Sun affirme également que World Liberty a discrètement modifié les règles régissant les transferts de jetons, se donnant ce que la plainte décrit comme un « pouvoir de mise sur liste noire » sur les détenteurs, sans proposition de gouvernance, vote des détenteurs de jetons ni avis public aux investisseurs. La poursuite demande au tribunal d’empêcher World Liberty d’invalider les jetons de Sun.
World Liberty a rejeté ces allégations. Zach Witkoff, cofondateur et directeur général de la société, a qualifié la plainte de « totalement dénuée de fondement » dans une publication sur les réseaux sociaux et a déclaré que Sun s’était livré à des « inconduites qui ont obligé World Liberty à prendre des mesures pour se protéger et protéger ses utilisateurs ».
Eric Trump, également cofondateur, a raillé le dépôt dans une publication distincte, écrivant : « The only thing more ridiculous than this lawsuit is spending $6 million on a banana duct-taped to a wall. » Le commentaire faisait référence à l’achat par Sun en 2024 de l’œuvre de Maurizio Cattelan intitulée « Comedian », une banane scotchée sur un mur.
La plainte soulève aussi des inquiétudes financières plus larges concernant World Liberty. La plainte de Sun affirme que la société a emprunté au moins 75 millions de dollars en stablecoins en mettant en gage des milliards de jetons WLFI comme garantie et a converti une partie de ces fonds en liquidités. Le dossier soutient que cette activité pourrait exercer une pression sur le prix du WLFI et rendre les échanges plus difficiles pour les détenteurs, bien que ces assertions fassent encore partie des prétentions juridiques de Sun.

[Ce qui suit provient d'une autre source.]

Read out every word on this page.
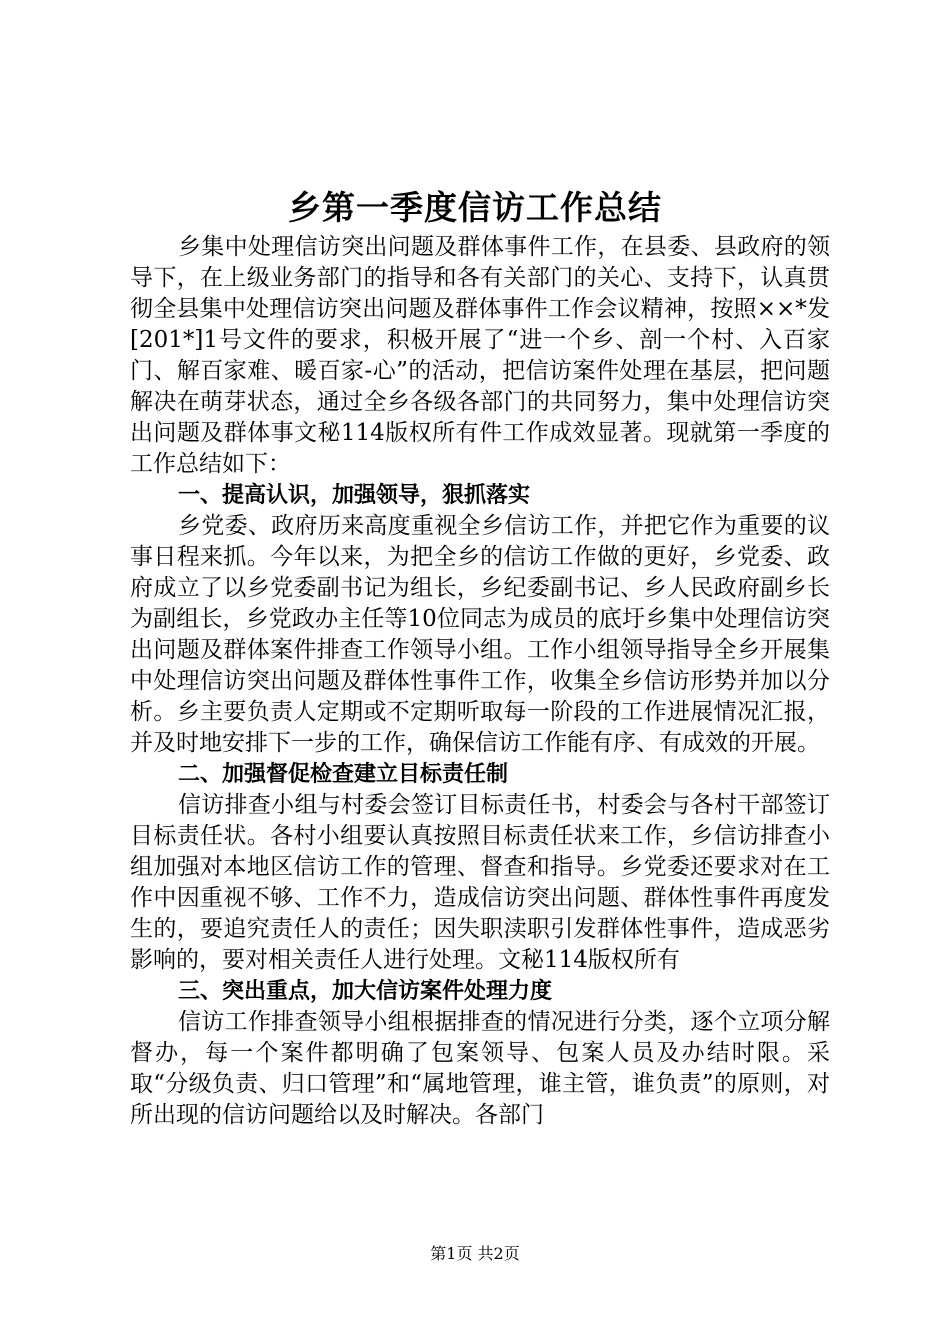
乡第一季度信访工作总结

乡集中处理信访突出问题及群体事件工作，在县委、县政府的领导下，在上级业务部门的指导和各有关部门的关心、支持下，认真贯彻全县集中处理信访突出问题及群体事件工作会议精神，按照××*发[201*]1号文件的要求，积极开展了“进一个乡、剖一个村、入百家门、解百家难、暖百家-心”的活动，把信访案件处理在基层，把问题解决在萌芽状态，通过全乡各级各部门的共同努力，集中处理信访突出问题及群体事文秘114版权所有件工作成效显著。现就第一季度的工作总结如下：

一、提高认识，加强领导，狠抓落实

乡党委、政府历来高度重视全乡信访工作，并把它作为重要的议事日程来抓。今年以来，为把全乡的信访工作做的更好，乡党委、政府成立了以乡党委副书记为组长，乡纪委副书记、乡人民政府副乡长为副组长，乡党政办主任等10位同志为成员的底圩乡集中处理信访突出问题及群体案件排查工作领导小组。工作小组领导指导全乡开展集中处理信访突出问题及群体性事件工作，收集全乡信访形势并加以分析。乡主要负责人定期或不定期听取每一阶段的工作进展情况汇报，并及时地安排下一步的工作，确保信访工作能有序、有成效的开展。

二、加强督促检查建立目标责任制

信访排查小组与村委会签订目标责任书，村委会与各村干部签订目标责任状。各村小组要认真按照目标责任状来工作，乡信访排查小组加强对本地区信访工作的管理、督查和指导。乡党委还要求对在工作中因重视不够、工作不力，造成信访突出问题、群体性事件再度发生的，要追究责任人的责任；因失职渎职引发群体性事件，造成恶劣影响的，要对相关责任人进行处理。文秘114版权所有

三、突出重点，加大信访案件处理力度

信访工作排查领导小组根据排查的情况进行分类，逐个立项分解督办，每一个案件都明确了包案领导、包案人员及办结时限。采取“分级负责、归口管理”和“属地管理，谁主管，谁负责”的原则，对所出现的信访问题给以及时解决。各部门

第1页 共2页
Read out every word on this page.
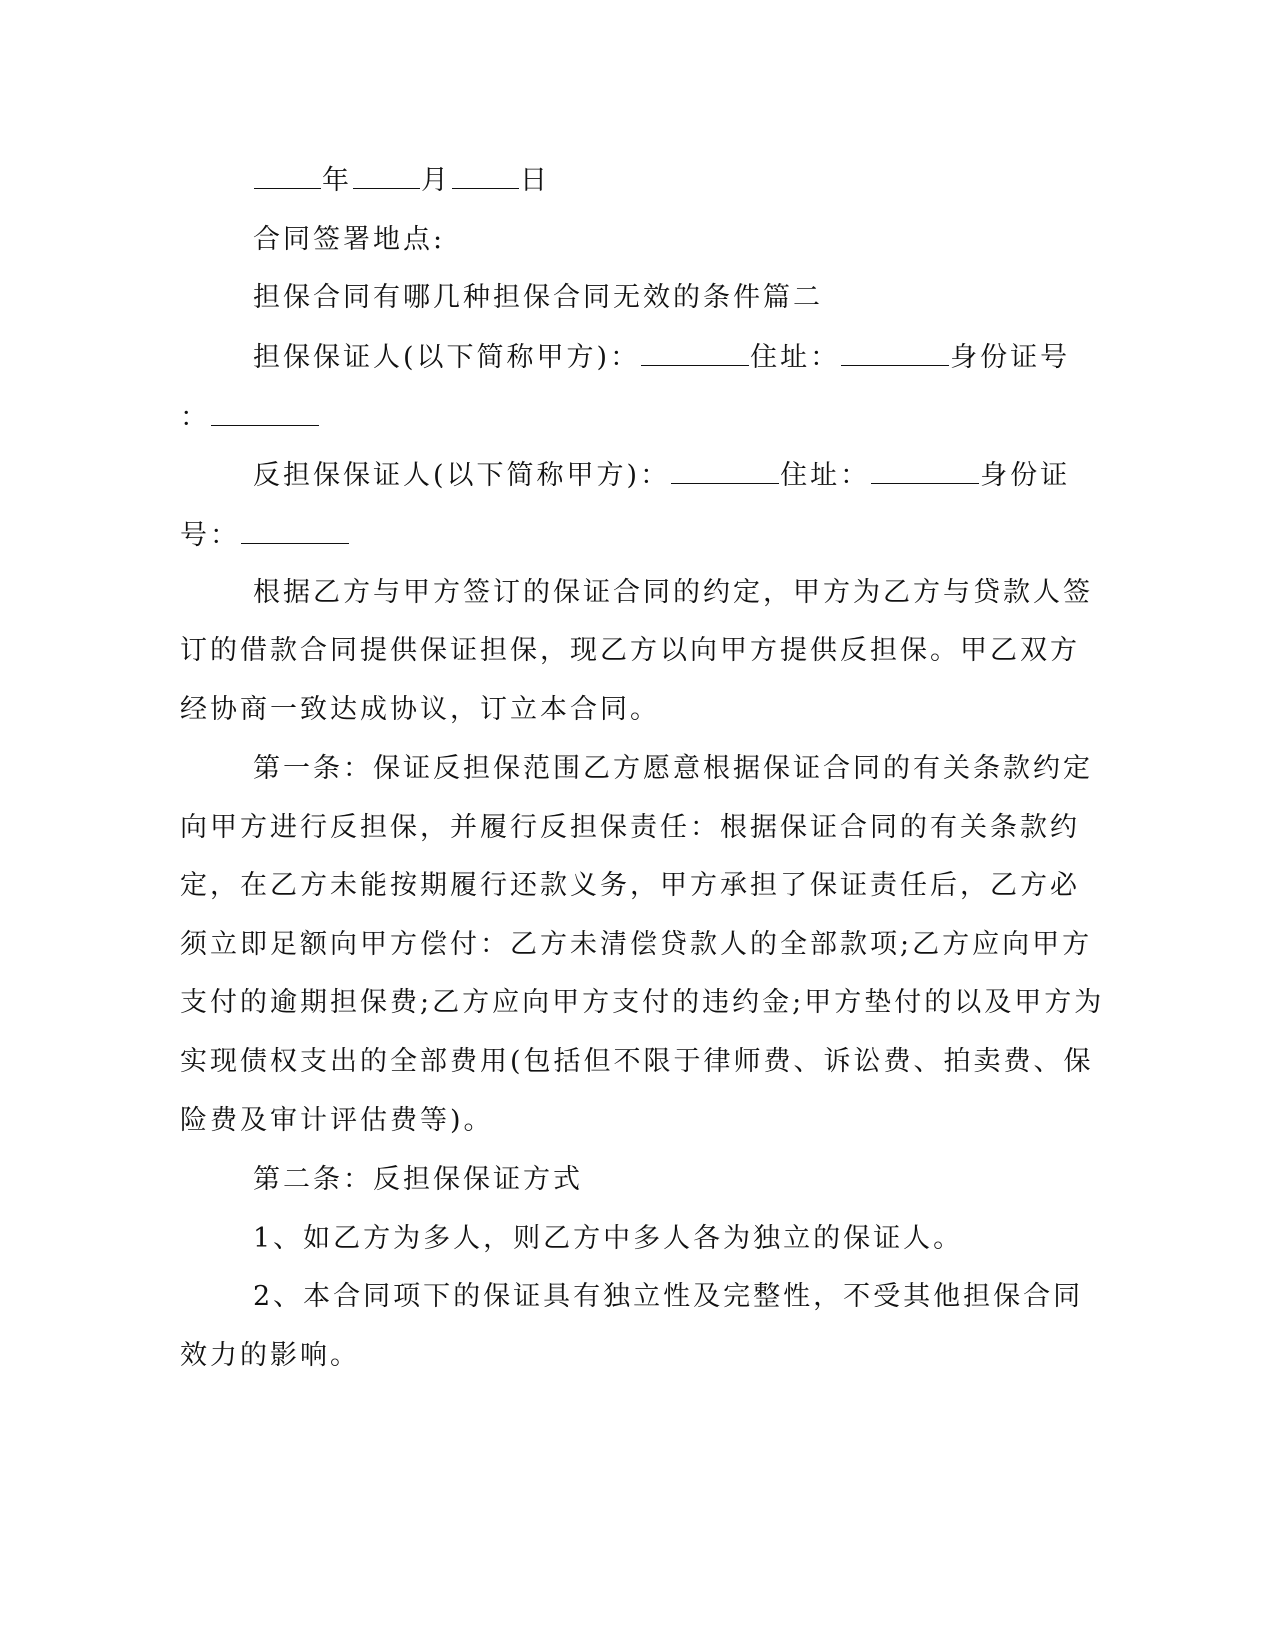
年	月	日
合同签署地点:
担保合同有哪几种担保合同无效的条件篇二
担保保证人(以下简称甲方)：	住址：	身份证号
：
反担保保证人(以下简称甲方)：	住址：	身份证
号：
根据乙方与甲方签订的保证合同的约定，甲方为乙方与贷款人签
订的借款合同提供保证担保，现乙方以向甲方提供反担保。甲乙双方
经协商一致达成协议，订立本合同。
第一条：保证反担保范围乙方愿意根据保证合同的有关条款约定
向甲方进行反担保，并履行反担保责任：根据保证合同的有关条款约
定，在乙方未能按期履行还款义务，甲方承担了保证责任后，乙方必
须立即足额向甲方偿付：乙方未清偿贷款人的全部款项;乙方应向甲方
支付的逾期担保费;乙方应向甲方支付的违约金;甲方垫付的以及甲方为
实现债权支出的全部费用(包括但不限于律师费、诉讼费、拍卖费、保
险费及审计评估费等)。
第二条：反担保保证方式
1、如乙方为多人，则乙方中多人各为独立的保证人。
2、本合同项下的保证具有独立性及完整性，不受其他担保合同
效力的影响。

La relation de Sun avec des projets crypto liés à Trump a déjà attiré l’attention. La BBC a rapporté que Sun avait acheté pour 100 millions de dollars de « meme coins » liés à Trump en juillet 2025, et CBS a rapporté qu’il s’était décrit comme le plus grand détenteur d’un autre jeton crypto soutenu par Trump, le $TRUMP.
La question immédiate est de savoir si le tribunal restreindra le contrôle de World Liberty sur les jetons de Sun pendant que l’affaire suit son cours. Le différend plus large porte maintenant sur la possibilité pour World Liberty de justifier son gel comme une mesure de protection ou sur la capacité de Sun à démontrer qu’il s’agissait d’un stratagème frauduleux pour le pousser à investir davantage.